For in-vitro modeling, representative CT-derived geometries that captured salient hemodynamic features were rebuilt in CAD and used to fabricate disease-specific bifurcating vascular constructs via bioprinting of hydrogel. The human iPSC-derived endothelial cells (ECs) were cultured on the hydrogel lumen to form bifurcation artery models. To assess leukocyte–endothelium interaction, mCherry-expressing iPSC-derived monocytes were perfused through the channels, and adhesion to the EC layer was quantified.

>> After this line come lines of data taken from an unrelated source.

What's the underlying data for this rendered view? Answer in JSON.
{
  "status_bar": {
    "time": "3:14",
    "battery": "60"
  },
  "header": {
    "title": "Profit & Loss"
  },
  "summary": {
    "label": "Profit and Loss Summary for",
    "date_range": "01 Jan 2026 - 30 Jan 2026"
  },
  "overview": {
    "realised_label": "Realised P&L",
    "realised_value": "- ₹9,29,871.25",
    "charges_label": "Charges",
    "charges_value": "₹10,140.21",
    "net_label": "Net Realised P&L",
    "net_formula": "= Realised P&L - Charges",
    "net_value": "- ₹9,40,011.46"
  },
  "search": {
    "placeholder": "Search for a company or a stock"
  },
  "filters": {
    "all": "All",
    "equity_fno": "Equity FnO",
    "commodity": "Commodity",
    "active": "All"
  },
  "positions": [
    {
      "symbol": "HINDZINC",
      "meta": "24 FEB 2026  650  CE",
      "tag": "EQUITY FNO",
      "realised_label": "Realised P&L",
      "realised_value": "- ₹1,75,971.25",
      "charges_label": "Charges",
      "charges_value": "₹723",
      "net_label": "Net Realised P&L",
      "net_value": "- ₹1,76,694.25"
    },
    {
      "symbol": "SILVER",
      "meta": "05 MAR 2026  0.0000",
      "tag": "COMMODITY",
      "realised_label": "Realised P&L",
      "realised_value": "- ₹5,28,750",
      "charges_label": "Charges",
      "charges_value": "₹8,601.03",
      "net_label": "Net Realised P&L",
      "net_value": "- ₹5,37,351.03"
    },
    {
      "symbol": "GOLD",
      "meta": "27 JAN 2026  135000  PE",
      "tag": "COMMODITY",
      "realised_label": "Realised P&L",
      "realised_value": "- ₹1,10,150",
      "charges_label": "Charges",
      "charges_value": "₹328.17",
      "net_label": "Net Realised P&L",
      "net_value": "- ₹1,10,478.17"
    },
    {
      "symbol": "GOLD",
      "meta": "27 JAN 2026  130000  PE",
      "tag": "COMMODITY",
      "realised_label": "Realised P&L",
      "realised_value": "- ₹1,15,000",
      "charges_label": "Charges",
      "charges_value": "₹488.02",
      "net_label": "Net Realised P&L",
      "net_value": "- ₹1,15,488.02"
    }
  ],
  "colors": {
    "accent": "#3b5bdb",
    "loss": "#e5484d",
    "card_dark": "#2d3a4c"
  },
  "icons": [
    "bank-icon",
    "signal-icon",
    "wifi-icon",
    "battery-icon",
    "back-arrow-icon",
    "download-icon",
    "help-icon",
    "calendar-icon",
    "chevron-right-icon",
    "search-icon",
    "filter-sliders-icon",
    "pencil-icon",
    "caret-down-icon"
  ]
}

We identified characteristic hemodynamic features associated with the stenosis side, including internal pressure (p < 0.01), maximum flow velocity (p < 0.001), wall shear velocity (p < 0.05), and vorticity (p < 0.05) (Fig.2 (a,b)). In stratified analyses, patients with dyslipidemia show more pronounced characteristics. The results may indicate that differences in flow dynamics influence the interaction of blood molecules with ECs.
By culturing iPSC–derived ECs on bio-printed hydrogel models based on CT analysis, we successfully constructed a bifurcation vascular model that preserved disease-specific shape (Fig. 2 (c)). ECs formed confluent luminal monolayers, and monocytes were perfused under defined flow. Monocyte adhesion was greater on the stenosis-mimicking branch than on the contralateral (healthy-mimicking) branch, consistent with an early atherogenic phenotype (Fig. 2 (d)).
CFD analysis revealed hemodynamic drivers of unilateral RAS, and our system successfully recapitulated key pathophysiological features. This integrated approach enables mechanistic dissection of stenosis under patient-specific flow conditions and provides a novel platform for hypothesis testing and therapy/device development.